Brazil Retail Sales Slow In June

Brazil's retail sales increased in June at the slowest pace in 14 months as higher interest rates and faster inflation cooled domestic demand. Retail, supermarket and grocery store sales volume rose 8.2 percent in June from a year earlier. The increases follows a revised 11.1 percent jump in May according to data drom the national statistics agency in Rio de Janeiro. Sales rose 1.3 percent from May.

Three central bank rate increases since April to bring inflation down from a three-year high are starting to curb household spending and reduce earnings. Inflation accelerated to 6.37 percent in the 12-months through July from an eight-year low of 2.96 percent in March 2007 on higher food prices, cutting into workers' income.

Despite the slowdown retail sales in the first six months of 2008 expanded 10.6 percent, the fastest pace since the statistics agency began keeping records in 2001.


Anonymous said...

Brazil is raising rates at the same time that the rest of the world is slowing.

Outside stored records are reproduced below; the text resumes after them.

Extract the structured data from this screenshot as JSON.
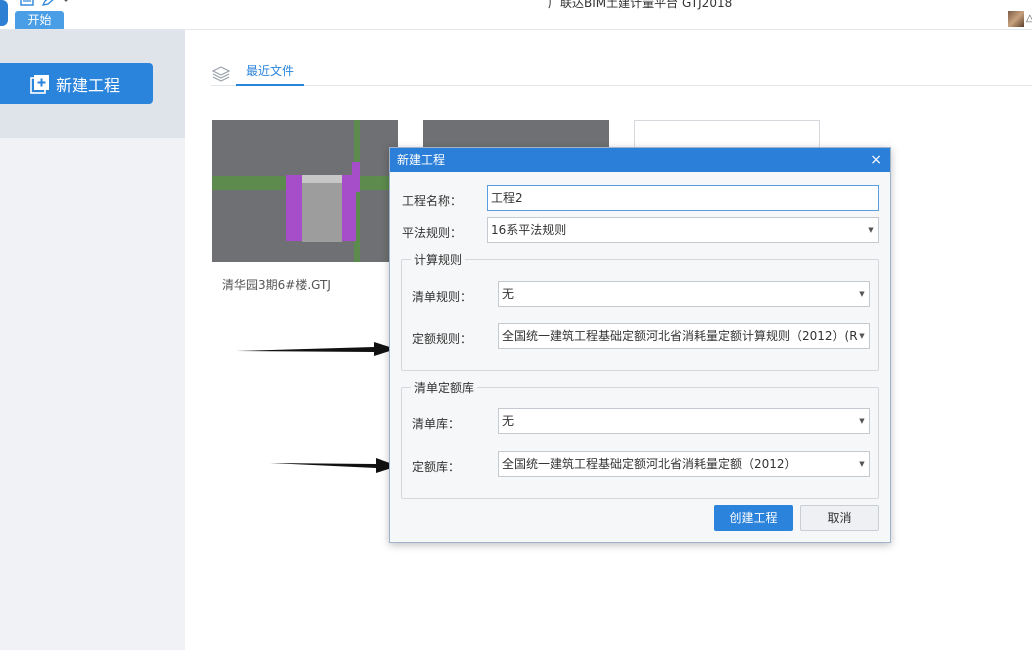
{
  "app": {
    "title": "广联达BIM土建计量平台 GTJ2018",
    "start_tab": "开始"
  },
  "sidebar": {
    "new_project_label": "新建工程"
  },
  "main": {
    "recent_tab": "最近文件",
    "recent_files": [
      {
        "name": "清华园3期6#楼.GTJ"
      }
    ]
  },
  "dialog": {
    "title": "新建工程",
    "close_symbol": "×",
    "project_name_label": "工程名称：",
    "project_name_value": "工程2",
    "rule_label": "平法规则：",
    "rule_value": "16系平法规则",
    "calc_group_title": "计算规则",
    "bill_rule_label": "清单规则：",
    "bill_rule_value": "无",
    "quota_rule_label": "定额规则：",
    "quota_rule_value": "全国统一建筑工程基础定额河北省消耗量定额计算规则（2012）(R:",
    "lib_group_title": "清单定额库",
    "bill_lib_label": "清单库：",
    "bill_lib_value": "无",
    "quota_lib_label": "定额库：",
    "quota_lib_value": "全国统一建筑工程基础定额河北省消耗量定额（2012）",
    "create_button": "创建工程",
    "cancel_button": "取消"
  }
}
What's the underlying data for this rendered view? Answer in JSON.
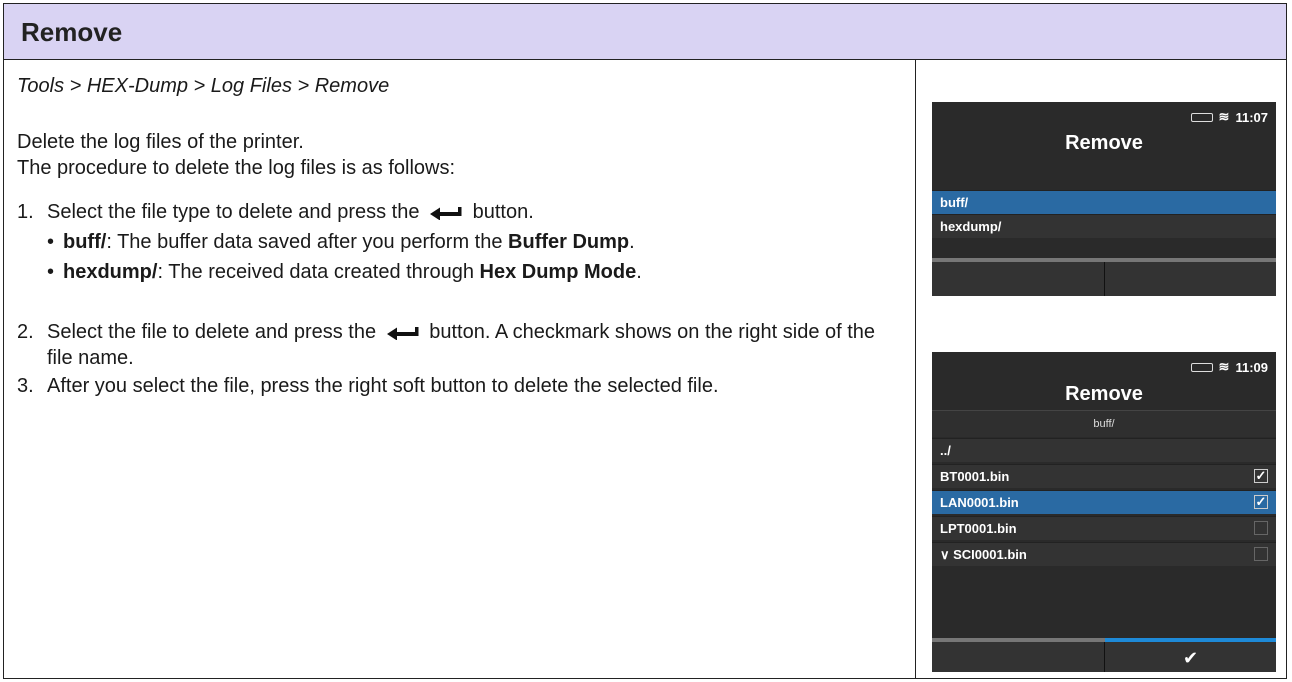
{
  "header": {
    "title": "Remove"
  },
  "breadcrumb": "Tools > HEX-Dump > Log Files > Remove",
  "intro": [
    "Delete the log files of the printer.",
    "The procedure to delete the log files is as follows:"
  ],
  "steps": [
    {
      "number": "1.",
      "before_icon": "Select the file type to delete and press the",
      "after_icon": "button.",
      "icon": "enter-arrow-icon",
      "bullets": [
        {
          "term": "buff/",
          "text_before": ": The buffer data saved after you perform the ",
          "bold_end": "Buffer Dump",
          "text_after": "."
        },
        {
          "term": "hexdump/",
          "text_before": ": The received data created through ",
          "bold_end": "Hex Dump Mode",
          "text_after": "."
        }
      ]
    },
    {
      "number": "2.",
      "before_icon": "Select the file to delete and press the",
      "after_icon": "button. A checkmark shows on the right side of the file name.",
      "icon": "enter-arrow-icon"
    },
    {
      "number": "3.",
      "text": "After you select the file, press the right soft button to delete the selected file."
    }
  ],
  "screen1": {
    "time": "11:07",
    "title": "Remove",
    "items": [
      {
        "label": "buff/",
        "selected": true
      },
      {
        "label": "hexdump/",
        "selected": false
      }
    ]
  },
  "screen2": {
    "time": "11:09",
    "title": "Remove",
    "path": "buff/",
    "items": [
      {
        "label": "../",
        "checked": null,
        "selected": false
      },
      {
        "label": "BT0001.bin",
        "checked": true,
        "selected": false
      },
      {
        "label": "LAN0001.bin",
        "checked": true,
        "selected": true
      },
      {
        "label": "LPT0001.bin",
        "checked": false,
        "selected": false
      },
      {
        "label": "∨ SCI0001.bin",
        "checked": false,
        "selected": false
      }
    ],
    "softkey_right": "✔"
  },
  "colors": {
    "header_bg": "#d9d3f3",
    "screen_bg": "#2a2a2a",
    "selection": "#2a6aa3",
    "accent": "#1e8ad8"
  }
}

Therefore, can it be determined whether retail slowdown is due to the slightly higher interest rates, or the overall slowing of everyone else?

Edward Hugh said...


"Therefore, can it be determined whether retail slowdown is due to the slightly higher interest rates, or the overall slowing of everyone else?"

No. Fair point. Part of the situation is a decline in the demand for Brazilian exports, although the rising vlue of the real is as much responsible for that as anything.

But Brazil is not an export dependent economy in the way China or Germany or Japan are. So you are not so dependent on what happens to your external customers when you are largely driven by internal consumption.

Let's put it this way. If the central bank get inflation back under control and then start to loosen monetary policy (some time in 2009) while the OECD economies are still struggling with stagflation and the effects of the credit crunch, then there is a good possibility that Brazil (and India etc) can then accelerate again, regardless of what is happening elsewhere. These economies are now more dependent on their own internal momentum than they are on external factors. That at least is my opinion.

Edward Hugh said...


I would just like to clarify and re-inforce what I said above, since I do think the point is an important one the more I think about it.

Global growth has been sustained since the August 2007 financial turmoil in the developed economies by a rapid expansion in some key emerging economies.

These economies have not had a severe credit crunch as their citizens and their governments are not - by and large - over leveraged, and property prices have a long run upwards ahead of them, as do their currencies.

These economies are now slowing however, becuas of the resource constraint - basically food and energy - and the inflation this produces, and the fact that the relevant central banks - in the serious emerging economies like Brazil, India, Chile, Peru, Thailand, Indonesia etc, are busily tightening monetary policy to stop an inflation spiral.

So yes, domestic demand is slowing because of cb tightening, and not because of a slowdown in the US, which actually helps these economies because the price of oil is coming down, although of course, in the specoific case of Brazil this distinction is going to become increasingly blurred by the fact that Brazil is in the process of becoming an oil driven superpower.